A herniated disc C4-C5 is less common than bulging and ruptured intervertebral discs at the lower cervical levels of C5/C6 and C6/C7. However, this abnormal disc condition is still quite common and is often found in patients with a noticeable loss of lordotic curvature, since this puts the usually safely situated C4/C5 directly in the ideal location to absorb inordinate amounts of spinal shock.
This dialog will detail herniations and disc degeneration at the middle cervical level of C4/C5. We will explore why intervertebral herniation is commonplace at this specific region of the upper spinal column.
C4/C5 is an intervertebral level directly in the middle of the cervical spinal curve. This lordotic curve is designed to protect the body from shock and cushion the spinal structures. When patients lose the spinal curvature, often diagnosed as a loss of lordosis or a hypolordotic curvature, the C4/C5 bears the brunt of much of the cervical movement and must work extra hard to carry and support the substantial weight of the head.
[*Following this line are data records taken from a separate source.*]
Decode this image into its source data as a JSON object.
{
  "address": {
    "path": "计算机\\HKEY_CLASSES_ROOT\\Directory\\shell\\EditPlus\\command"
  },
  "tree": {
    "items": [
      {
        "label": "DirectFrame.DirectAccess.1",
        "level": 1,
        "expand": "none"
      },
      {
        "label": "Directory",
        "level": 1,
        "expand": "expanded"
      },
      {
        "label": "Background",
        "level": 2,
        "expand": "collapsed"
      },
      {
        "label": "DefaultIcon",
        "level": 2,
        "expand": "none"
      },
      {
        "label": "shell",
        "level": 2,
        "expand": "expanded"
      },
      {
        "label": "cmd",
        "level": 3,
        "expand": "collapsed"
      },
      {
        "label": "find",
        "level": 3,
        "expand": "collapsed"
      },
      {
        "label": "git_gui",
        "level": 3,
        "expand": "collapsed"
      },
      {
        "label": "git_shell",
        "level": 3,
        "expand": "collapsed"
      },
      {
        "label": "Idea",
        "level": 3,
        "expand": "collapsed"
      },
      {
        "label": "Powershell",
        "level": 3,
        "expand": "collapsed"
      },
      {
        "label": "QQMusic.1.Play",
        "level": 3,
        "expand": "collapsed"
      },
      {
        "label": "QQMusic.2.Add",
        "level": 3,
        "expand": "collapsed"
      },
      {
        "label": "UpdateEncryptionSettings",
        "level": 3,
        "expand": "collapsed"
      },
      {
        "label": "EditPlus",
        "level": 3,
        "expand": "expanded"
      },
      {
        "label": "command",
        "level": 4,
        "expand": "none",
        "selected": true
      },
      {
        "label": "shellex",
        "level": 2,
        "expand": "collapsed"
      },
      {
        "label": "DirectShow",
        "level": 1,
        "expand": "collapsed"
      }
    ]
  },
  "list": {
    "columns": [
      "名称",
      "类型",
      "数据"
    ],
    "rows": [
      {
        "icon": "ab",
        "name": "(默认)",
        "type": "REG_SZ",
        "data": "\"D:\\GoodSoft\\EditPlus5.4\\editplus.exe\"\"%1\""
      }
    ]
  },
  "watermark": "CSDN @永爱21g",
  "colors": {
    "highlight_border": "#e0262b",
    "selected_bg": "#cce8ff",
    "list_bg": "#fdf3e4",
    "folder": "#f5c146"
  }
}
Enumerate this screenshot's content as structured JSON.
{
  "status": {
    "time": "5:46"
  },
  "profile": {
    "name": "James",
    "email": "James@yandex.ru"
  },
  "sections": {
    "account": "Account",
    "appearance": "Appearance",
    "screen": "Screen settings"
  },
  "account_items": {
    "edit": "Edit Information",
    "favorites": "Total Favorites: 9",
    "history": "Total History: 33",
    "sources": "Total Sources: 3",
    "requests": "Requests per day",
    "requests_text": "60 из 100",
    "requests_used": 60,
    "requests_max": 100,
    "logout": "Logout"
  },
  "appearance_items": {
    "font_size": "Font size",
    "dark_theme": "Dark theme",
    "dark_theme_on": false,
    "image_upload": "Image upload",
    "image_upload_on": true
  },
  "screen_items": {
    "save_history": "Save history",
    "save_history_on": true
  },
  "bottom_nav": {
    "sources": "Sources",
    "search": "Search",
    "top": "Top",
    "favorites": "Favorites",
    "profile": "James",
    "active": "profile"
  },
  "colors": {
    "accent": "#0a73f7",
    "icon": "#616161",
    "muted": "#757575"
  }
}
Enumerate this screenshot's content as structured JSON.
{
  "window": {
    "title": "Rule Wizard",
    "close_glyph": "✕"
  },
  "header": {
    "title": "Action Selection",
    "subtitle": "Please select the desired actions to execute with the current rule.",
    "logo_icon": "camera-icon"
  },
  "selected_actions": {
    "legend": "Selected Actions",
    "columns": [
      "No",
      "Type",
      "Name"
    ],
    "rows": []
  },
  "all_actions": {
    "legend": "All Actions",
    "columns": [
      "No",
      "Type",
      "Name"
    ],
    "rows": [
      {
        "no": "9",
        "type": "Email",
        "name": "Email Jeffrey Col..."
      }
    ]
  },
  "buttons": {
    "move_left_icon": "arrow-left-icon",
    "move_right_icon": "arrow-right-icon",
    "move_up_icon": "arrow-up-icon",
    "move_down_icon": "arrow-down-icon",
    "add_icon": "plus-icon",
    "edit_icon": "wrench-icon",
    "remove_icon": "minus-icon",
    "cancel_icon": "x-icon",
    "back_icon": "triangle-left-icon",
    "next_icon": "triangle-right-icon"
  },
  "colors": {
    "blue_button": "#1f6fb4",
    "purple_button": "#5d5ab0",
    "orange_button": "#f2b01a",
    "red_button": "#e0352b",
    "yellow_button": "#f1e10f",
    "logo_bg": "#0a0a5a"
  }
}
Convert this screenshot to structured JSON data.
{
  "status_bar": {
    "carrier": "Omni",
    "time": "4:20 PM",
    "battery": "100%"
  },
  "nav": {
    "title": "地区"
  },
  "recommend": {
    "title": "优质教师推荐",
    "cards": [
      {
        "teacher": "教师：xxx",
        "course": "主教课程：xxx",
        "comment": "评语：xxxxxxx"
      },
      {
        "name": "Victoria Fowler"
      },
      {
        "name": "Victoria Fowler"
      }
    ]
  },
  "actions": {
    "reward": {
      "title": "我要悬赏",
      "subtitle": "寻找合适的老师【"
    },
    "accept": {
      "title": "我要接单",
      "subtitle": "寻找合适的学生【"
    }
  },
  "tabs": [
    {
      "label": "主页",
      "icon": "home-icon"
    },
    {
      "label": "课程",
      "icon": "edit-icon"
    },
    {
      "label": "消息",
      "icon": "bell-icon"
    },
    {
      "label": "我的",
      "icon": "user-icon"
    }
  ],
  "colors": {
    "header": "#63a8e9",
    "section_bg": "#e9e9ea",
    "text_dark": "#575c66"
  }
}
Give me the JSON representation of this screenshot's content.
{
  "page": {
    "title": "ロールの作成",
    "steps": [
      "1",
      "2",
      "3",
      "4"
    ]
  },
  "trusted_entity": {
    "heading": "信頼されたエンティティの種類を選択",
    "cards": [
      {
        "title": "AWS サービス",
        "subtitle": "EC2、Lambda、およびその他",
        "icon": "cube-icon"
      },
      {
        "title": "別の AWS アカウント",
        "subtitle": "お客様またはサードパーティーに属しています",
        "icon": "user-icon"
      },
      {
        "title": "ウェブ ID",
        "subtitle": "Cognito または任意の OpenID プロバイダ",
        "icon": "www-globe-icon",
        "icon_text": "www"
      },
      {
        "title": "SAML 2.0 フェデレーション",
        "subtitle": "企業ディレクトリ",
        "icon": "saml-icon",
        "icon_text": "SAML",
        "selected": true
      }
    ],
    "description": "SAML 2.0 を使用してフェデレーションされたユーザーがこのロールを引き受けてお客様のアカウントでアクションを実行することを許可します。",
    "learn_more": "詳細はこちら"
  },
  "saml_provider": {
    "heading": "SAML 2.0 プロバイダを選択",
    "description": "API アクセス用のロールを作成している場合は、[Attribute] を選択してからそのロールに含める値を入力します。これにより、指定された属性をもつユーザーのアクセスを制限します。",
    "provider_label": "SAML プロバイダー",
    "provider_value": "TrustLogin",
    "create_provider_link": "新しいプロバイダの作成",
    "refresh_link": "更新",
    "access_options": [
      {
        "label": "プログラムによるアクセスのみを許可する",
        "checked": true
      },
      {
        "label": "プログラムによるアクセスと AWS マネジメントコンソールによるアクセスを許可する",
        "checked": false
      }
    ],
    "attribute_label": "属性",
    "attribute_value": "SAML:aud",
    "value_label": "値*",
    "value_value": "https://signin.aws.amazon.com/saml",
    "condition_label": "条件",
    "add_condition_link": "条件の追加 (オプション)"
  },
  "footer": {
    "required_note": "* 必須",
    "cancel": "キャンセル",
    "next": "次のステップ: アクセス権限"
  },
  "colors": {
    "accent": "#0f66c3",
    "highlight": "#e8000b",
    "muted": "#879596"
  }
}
This hypolordosis escalates the normal degenerative processes which act on the cervical spine, causing advanced degenerative disc disease and possibly contributing to herniations at this spinal level. Of course, it is also possible to damage the C4/C5 level even when the cervical lordosis is typical, although this is less common.
Even though C4/C5 bulges are most commonly associated with lordotic changes, they can occur in anyone, due to normal spinal aging or traumatic disc injury. Most C4/C5 herniations are not problematic or painful, like most other locations for herniated discs.
In some cases, a C4/C5 herniations can enact pain through foraminal stenosis of the C5 nerve root, although this condition is far more rare than it is diagnosed. Most commonly, when foraminal stenosis is diagnosed, the disc may block some of the neuroforaminal space, but does not compress the nerve root in any way. In some patients, definitive nerve root compression may occur and can be proven through diagnostic imaging and nerve conduction testing.
Also, the C4/C5 disc can herniate directly into the spinal cord, causing a spinal stenosis condition, although this process is normal to experience in asymptomatic degrees as we get older. When spinal stenosis is diagnosed, the herniated disc may impact the thecal sac, but has no noticeable effect on the actual spinal cord, even if it displaces its normal position. In other cases, true cord compression may result and might produce a diversity of very terrifying symptoms throughout the body.
True problematic disc prolapse issues at C4/C5 are rare, but many innocent disc bulges do act as scapegoats for many back pain, neck pain, shoulder pain and arm pain syndromes, which are incorrectly diagnosed. In these cases, the herniated disc is surely present, but is coincidental and innocent of sourcing any pain. It is just there.
If your herniated disc treatments for C4/C5 have all failed, I strongly advise you to reconsider your diagnostic conclusion. In these cases, the misdiagnosed herniated disc has you on a fool’s errand seeking relief from a tormentor which is not even the real underlying source of misery. Seek evaluation with a spinal neurologist to prevent this fate from befalling you.